By employing these varied narrative forms, Missaghi asks the reader to pay attention to how each text segment juxtaposes with surrounding segments and informs the work as a whole and to become more aware how, by engaging in the process of reading her book, we are creating our own map of the city’s story. As an example, let’s look at four consecutive segments toward the beginning of the book. In the first, the unnamed protagonist of the right-aligned narrative follows a woman into a dead end and is handed a scrap of paper with the scribbled words, “Keep looking for the bodies,” although what the woman has been looking for are the statues missing from public squares. The next segment is in the first person authorial voice and asks a long series of questions about how to search for and write about the bodies, among them:

What bodies to follow? Why these bodies?
What point of entry should I adopt for resurrecting these bodies? What angle should I take? What point of view? What voice? What form? What setting?
At what time should I enter these (hi)stories?
For what times should I tell them?

Following that, the third segment is entitled “Corpse (1)” and tells the story of an individual, unnamed in the narrative but identified in the back of the book as Alireza Sabouri Miandehi, a twenty-two-year-old student shot in the head during protests in Tehran in 2009, who survived for just over two years with shrapnel in his brain but succumbed to his injuries while in exile in Boston.

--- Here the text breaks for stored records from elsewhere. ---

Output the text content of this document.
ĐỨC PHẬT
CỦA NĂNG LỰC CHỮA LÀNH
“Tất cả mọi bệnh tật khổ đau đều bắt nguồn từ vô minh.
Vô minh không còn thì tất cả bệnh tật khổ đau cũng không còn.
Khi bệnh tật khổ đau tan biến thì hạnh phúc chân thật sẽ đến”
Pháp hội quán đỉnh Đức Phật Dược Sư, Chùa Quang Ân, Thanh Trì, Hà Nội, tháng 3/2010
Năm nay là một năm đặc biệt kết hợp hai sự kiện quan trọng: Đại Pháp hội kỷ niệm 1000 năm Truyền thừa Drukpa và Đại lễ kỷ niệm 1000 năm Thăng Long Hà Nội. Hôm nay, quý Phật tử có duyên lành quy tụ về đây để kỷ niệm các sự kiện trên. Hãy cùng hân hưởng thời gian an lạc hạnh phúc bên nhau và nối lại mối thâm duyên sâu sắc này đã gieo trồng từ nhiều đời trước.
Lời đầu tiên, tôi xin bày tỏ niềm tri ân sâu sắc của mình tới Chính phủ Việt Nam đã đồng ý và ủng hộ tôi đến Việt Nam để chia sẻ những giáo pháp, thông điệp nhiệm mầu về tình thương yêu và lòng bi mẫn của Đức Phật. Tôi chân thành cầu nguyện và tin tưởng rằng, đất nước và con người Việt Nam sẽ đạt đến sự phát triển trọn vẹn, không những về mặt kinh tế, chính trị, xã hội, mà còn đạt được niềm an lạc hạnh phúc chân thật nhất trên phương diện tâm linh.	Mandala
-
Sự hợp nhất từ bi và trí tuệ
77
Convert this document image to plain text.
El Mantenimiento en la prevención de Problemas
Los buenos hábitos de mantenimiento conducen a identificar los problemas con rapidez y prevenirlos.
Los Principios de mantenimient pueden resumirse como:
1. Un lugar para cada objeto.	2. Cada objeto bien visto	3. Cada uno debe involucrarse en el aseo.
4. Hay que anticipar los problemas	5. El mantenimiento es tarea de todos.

The accounts of the dead protesters are reminiscent of the descriptions of dead girls and young women—written like forensic reports—in Roberto Bolaño’s 2666, a work Missaghi’s authorial voice cites as an inspiration for trans(re)lating house one. In the section just before the biography of “Corpse (2),” that voice asks: “Why do narratives of the dead cast a shadow over narratives of those who survived? Why this obsession with stories of the dead?” And later on: “How should one tell stories in the face of death?”

The role of the writer in bearing witness to the dead in a society that attempts to erase them from its narrative is a thread running through Missaghi’s book. How do we write about the dead? I’m writing this review at a time when the question of how we will remember our dead—our dead from COVID-19, our dead from racist violence, our dead from continuing global conflicts and civil unrest, so many of our dead—feels all too relevant. We, too, have no blueprint capable of capturing our reeling times. Yet, as Missaghi does, we collect fragments of biographies, facts, stories, and must continue to ask searching questions that inform a continually evolving map of our present like the map on the café’s back wall: labyrinthine paths, fractured narratives, layers of history, crowded spots dense with “lines and words and numbers,” empty spaces.

After recounting the life and death of the person Missaghi calls “Corpse (1)” in her book, the fourth of the consecutive segments described here is a page that is blank except for the words: “I want to hold a moment of silence here. Out of respect. In memory.”

About the Reviewer

Lisa Harries Schumann is a translator from German, a 2020 graduate of Boston’s Grub Street Short Story Incubator, and is currently at work on a series of stories that stem from her obsession with narratives left ignored by histories and buried by families.